A woman with smoothed black hair pulled into a pony tail seemed to have her story almost scripted in her mind. It just flowed. Her name was Elaine. She told me about how her cousin kept telling her to come up here from Chicago because it was a great place to live with equal opportunities and how she could come up here and be what she wanted to be (a Certified Nurse's Assistant.) Elaine wanted to be in a profession where she could care for others and in a town where as her cousin put it, "everybody cares." As Elaine was telling me this, I was waiting for the other shoe to drop. It seems that in the last couple of years, I have had a lot of conversations with people that are dissatisfied here in Rochester. But the shoe didn't drop. Elaine told me that she came up here and applied for two jobs where she could use her skills as a CNA and she got both jobs...one at Madonna Towers and another at Samaritan Bethany. She's been living in SE Rochester for five months and finds Rochester to be a caring community.
Immediately after taking a photo of Elaine, Lori wanted to make sure I got her story. Lori was sitting diagonally across from Elaine. She had a more casual air about her and wore her hair in small, shiny, shoulder-length ringlets. Originally from Springfield, Missouri , Lori had come here 7 months ago from Minneapolis. She said it had been bad, because there, she had gotten involved with a dope dealer. Things had escalated and this dealer killed her "best friend", her "soul mate." She lifted the bottom of her shirt up to the top of her waistline and showed me a dark, reddish purple thick scar, going vertically down the middle of her stomach, at least 10 inches in length. "He did this" she said of the dealer. I didn't really know how to respond. So much tragedy in such a short time that had befallen this woman across from me, who five minutes earlier was a perfect stranger. It seemed that in letting me into the intimate pain of her life, she was befriending me and looking for the support that she knew she would continue to need in the coming months.
But then, I saw her strong closed mouth smile. Lori said that after twelve days of treatment in Minneapolis, she was transferred to Rochester. She has been here for seven months now, on her own and stated that "God is moving in my life." She attends Rochester Community Baptist Church and is currently still looking for a job. She said with assurance in her eyes, "But I do believe."

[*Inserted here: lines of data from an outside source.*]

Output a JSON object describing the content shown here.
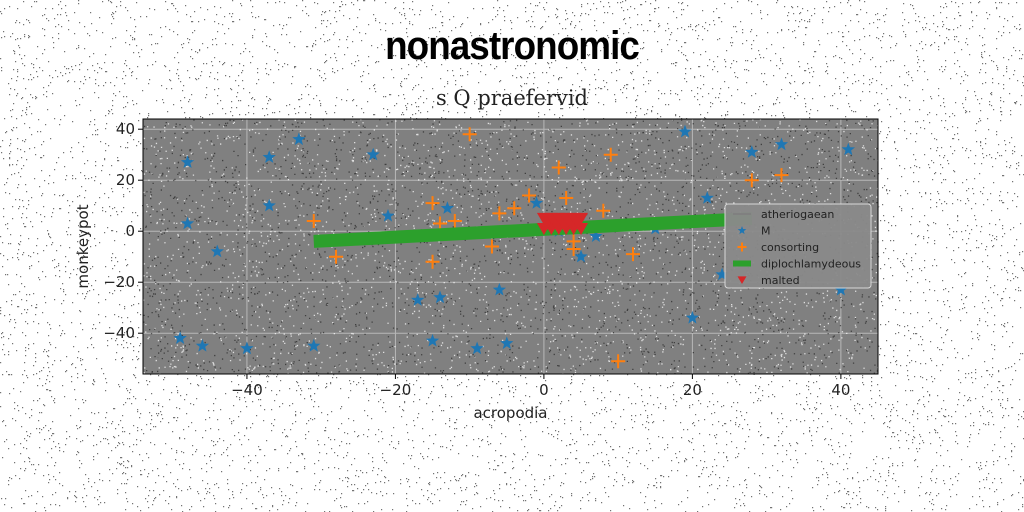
{
  "chart_data": {
    "type": "scatter",
    "title": "nonastronomic",
    "subtitle": "s Q praefervid",
    "xlabel": "acropodia",
    "ylabel": "monkeypot",
    "xlim": [
      -54,
      45
    ],
    "ylim": [
      -56,
      44
    ],
    "xticks": [
      -40,
      -20,
      0,
      20,
      40
    ],
    "yticks": [
      -40,
      -20,
      0,
      20,
      40
    ],
    "grid": true,
    "legend_position": "right",
    "background_color": "#808080",
    "series": [
      {
        "name": "atheriogaean",
        "kind": "line",
        "color": "#808080",
        "x": [],
        "y": []
      },
      {
        "name": "M",
        "kind": "scatter",
        "marker": "star",
        "color": "#1f77b4",
        "x": [
          -49,
          -48,
          -48,
          -46,
          -44,
          -40,
          -37,
          -37,
          -33,
          -31,
          -23,
          -21,
          -17,
          -15,
          -14,
          -13,
          -9,
          -6,
          -5,
          -1,
          2,
          5,
          7,
          15,
          19,
          20,
          22,
          24,
          28,
          32,
          40,
          41
        ],
        "y": [
          -42,
          27,
          3,
          -45,
          -8,
          -46,
          29,
          10,
          36,
          -45,
          30,
          6,
          -27,
          -43,
          -26,
          9,
          -46,
          -23,
          -44,
          11,
          0,
          -10,
          -2,
          1,
          39,
          -34,
          13,
          -17,
          31,
          34,
          -23,
          32
        ]
      },
      {
        "name": "consorting",
        "kind": "scatter",
        "marker": "plus",
        "color": "#ff7f0e",
        "x": [
          -31,
          -28,
          -15,
          -14,
          -15,
          -12,
          -10,
          -7,
          -6,
          -4,
          -2,
          1,
          2,
          3,
          4,
          4,
          8,
          9,
          10,
          12,
          28,
          32
        ],
        "y": [
          4,
          -10,
          11,
          3,
          -12,
          4,
          38,
          -6,
          7,
          9,
          14,
          3,
          25,
          13,
          -4,
          -7,
          8,
          30,
          -51,
          -9,
          20,
          22
        ]
      },
      {
        "name": "diplochlamydeous",
        "kind": "line",
        "color": "#2ca02c",
        "x": [
          -31,
          28
        ],
        "y": [
          -4,
          5
        ]
      },
      {
        "name": "malted",
        "kind": "scatter",
        "marker": "triangle-down",
        "color": "#d62728",
        "x": [
          0,
          1,
          2,
          3,
          4,
          5,
          0.5,
          1.5,
          2.5,
          3.5,
          4.5,
          1,
          2,
          3,
          4,
          0,
          5
        ],
        "y": [
          5,
          5,
          5,
          5,
          5,
          5,
          3,
          3,
          3,
          3,
          3,
          1,
          1,
          1,
          1,
          1,
          1
        ]
      }
    ]
  }
}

Meeting these two women, though they represent a small sampling of minorites here in Rochester, brought me hope. If I were to put the day into a book with chapters divided into lessons, it would be in the chapter entitled , "Lessons in Gratitude." When given the opportunity during Keynote Speaker Cleo Silver's speech on "The Struggle of American Youth," Elaine and Lori retold an abridged version of their stories in front of a large audience in the Civic Center's Presentation Hall. By telling their stories, they brought messages of hope to those in the midst of struggle.

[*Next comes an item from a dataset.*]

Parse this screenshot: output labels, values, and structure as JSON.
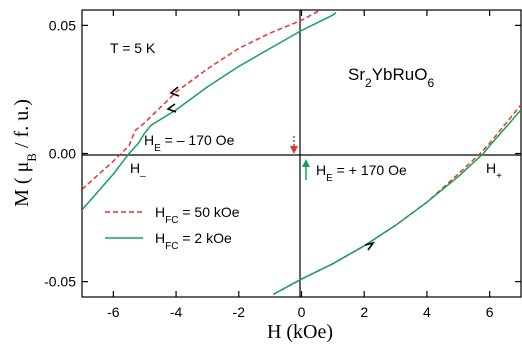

Lastly, at the MLK Birthday Party in the auditorium, I had the opportunity to speak briefly with Ms. Silver and ask her advice on a current racial dilemma in Rochester that MPR featured on a recent show. Following her counsel, Ms. Silver told me that I'd been her muse during her speech and thanked me. Imagine that! A Caucasian middle-aged woman had been this reknown Civil Rights Activist's muse in a speech addressed primarily to Rochester's youth minorities. I came home that evening realizing that sometimes it is not for me to bridge the gap: someone else, such as Elaine, Lori or Ms. Cleo Silver, may bridge it and I simply need to walk across.
But I'll never be able to cross, if I don't walk to the gap.